AML secures $1.5 billion funding from China for Tonkolili iron-ore project
14 Jul 2010
AIM-listed miner African Minerals Limited (AML), yesterday finalised its second financing deal for its flagship Tonkolili iron-ore project in Sierra Leone, when China's state-owned Shandong Iron and Steel Group (SISG) agreed to take a 25-per cent stake in the project for $1.5 billion.
The Tonkolili iron-ore deposits, holds an estimated 10.5 billion tonnes of high grade iron ore and requires an investment of nearly $1 billion in the second phase to raise the annual iron ore production to 45 million tonnes and an additional $4 billion to raise it to 75 million tonnes eventually.

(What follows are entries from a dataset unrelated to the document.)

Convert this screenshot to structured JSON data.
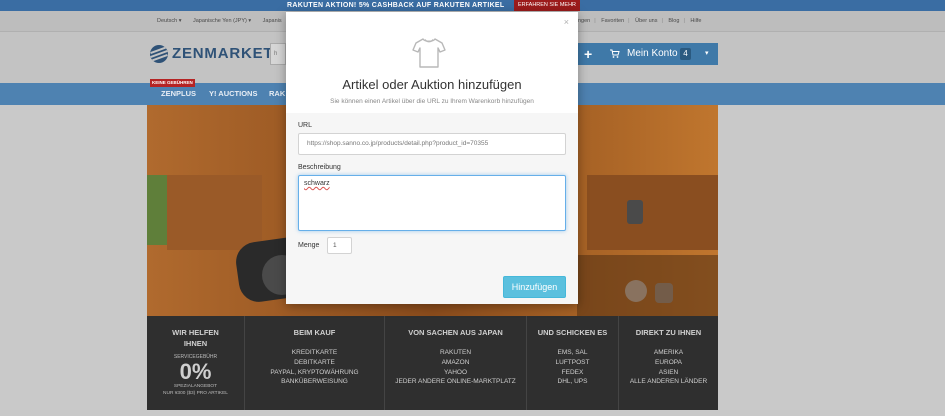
{
  "promo": {
    "text": "RAKUTEN AKTION!   5% CASHBACK AUF RAKUTEN ARTIKEL",
    "cta": "ERFAHREN SIE MEHR"
  },
  "utility_bar": {
    "language": "Deutsch ▾",
    "currency": "Japanische Yen (JPY) ▾",
    "truncated": "Japanis",
    "links": [
      "ngen",
      "Favoriten",
      "Über uns",
      "Blog",
      "Hilfe"
    ]
  },
  "header": {
    "logo_text": "ZENMARKET",
    "search_stub": "h",
    "account_label": "Mein Konto",
    "cart_count": "4",
    "plus": "+",
    "caret": "▾"
  },
  "nav": {
    "badge": "KEINE GEBÜHREN",
    "items": [
      "ZENPLUS",
      "Y! AUCTIONS",
      "RAK"
    ]
  },
  "modal": {
    "close": "×",
    "icon": "tshirt-icon",
    "title": "Artikel oder Auktion hinzufügen",
    "subtitle": "Sie können einen Artikel über die URL zu Ihrem Warenkorb hinzufügen",
    "url_label": "URL",
    "url_value": "https://shop.sanno.co.jp/products/detail.php?product_id=70355",
    "description_label": "Beschreibung",
    "description_value": "schwarz",
    "quantity_label": "Menge",
    "quantity_value": "1",
    "submit_label": "Hinzufügen"
  },
  "footer": {
    "columns": [
      {
        "heading": "WIR HELFEN IHNEN",
        "fee_label": "SERVICEGEBÜHR",
        "fee_value": "0%",
        "fee_note_1": "SPEZIALANGEBOT",
        "fee_note_2": "NUR ¥300 ($3) PRO ARTIKEL"
      },
      {
        "heading": "BEIM KAUF",
        "items": [
          "KREDITKARTE",
          "DEBITKARTE",
          "PAYPAL, KRYPTOWÄHRUNG",
          "BANKÜBERWEISUNG"
        ]
      },
      {
        "heading": "VON SACHEN AUS JAPAN",
        "items": [
          "RAKUTEN",
          "AMAZON",
          "YAHOO",
          "JEDER ANDERE ONLINE-MARKTPLATZ"
        ]
      },
      {
        "heading": "UND SCHICKEN ES",
        "items": [
          "EMS, SAL",
          "LUFTPOST",
          "FEDEX",
          "DHL, UPS"
        ]
      },
      {
        "heading": "DIREKT ZU IHNEN",
        "items": [
          "AMERIKA",
          "EUROPA",
          "ASIEN",
          "ALLE ANDEREN LÄNDER"
        ]
      }
    ]
  },
  "colors": {
    "brand": "#2f5277",
    "nav": "#4e82b1",
    "button": "#5bc0de",
    "footer": "#2f2f2f"
  }
}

The Tonkolili iron ore is of high grade and is upgradeable to a high 70.3-per cent concentrate at a mass recovery of 26.5 per cent.

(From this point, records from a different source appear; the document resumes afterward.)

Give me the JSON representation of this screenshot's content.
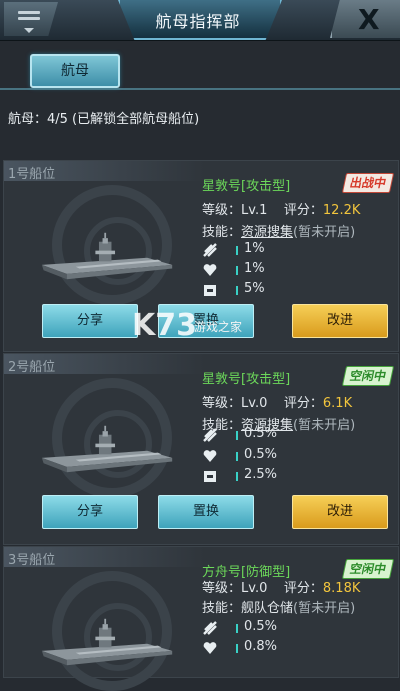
{
  "header": {
    "title": "航母指挥部",
    "close_label": "X"
  },
  "tabs": [
    {
      "label": "航母"
    }
  ],
  "summary": "航母：4/5 (已解锁全部航母船位)",
  "labels": {
    "level": "等级：",
    "score": "评分：",
    "skill": "技能："
  },
  "cards": [
    {
      "slot": "1号船位",
      "name": "星敦号[攻击型]",
      "status": "出战中",
      "level": "Lv.1",
      "score": "12.2K",
      "skill": "资源搜集",
      "skill_note": "(暂未开启)",
      "stats": [
        "1%",
        "1%",
        "5%"
      ],
      "buttons": [
        "分享",
        "置换",
        "改进"
      ]
    },
    {
      "slot": "2号船位",
      "name": "星敦号[攻击型]",
      "status": "空闲中",
      "level": "Lv.0",
      "score": "6.1K",
      "skill": "资源搜集",
      "skill_note": "(暂未开启)",
      "stats": [
        "0.5%",
        "0.5%",
        "2.5%"
      ],
      "buttons": [
        "分享",
        "置换",
        "改进"
      ]
    },
    {
      "slot": "3号船位",
      "name": "方舟号[防御型]",
      "status": "空闲中",
      "level": "Lv.0",
      "score": "8.18K",
      "skill": "舰队仓储",
      "skill_note": "(暂未开启)",
      "stats": [
        "0.5%",
        "0.8%"
      ]
    }
  ],
  "watermark": {
    "brand": "K73",
    "subtitle": "游戏之家"
  },
  "colors": {
    "score": "#f2c53d",
    "name": "#6cd85a",
    "primary_button": "#3ea3bb",
    "upgrade_button": "#d99b1c"
  },
  "icons": [
    "menu-icon",
    "attack-icon",
    "health-icon",
    "cargo-icon",
    "carrier-ship-icon"
  ]
}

SISG, China's sixth-largest mill signed a memorandum of understanding with AML for taking a 25-per cent stake for a three-stage $1.5 billion investment in Tonkolili iron-ore project, valuing Tonkolili at $6 billion.
In the first-stage funding, SISG will pay $800-million in cash to African Minerals by the end of September 2010, after which, the schedule for further cash funding would be determined by both companies.
The funds from SISG will be used by African Minerals to develop the high grade iron ore deposits at Tonkolili, to develop a logistics system and construct a 122-km rail line from the project site to Lunsar port for exporting the iron ore.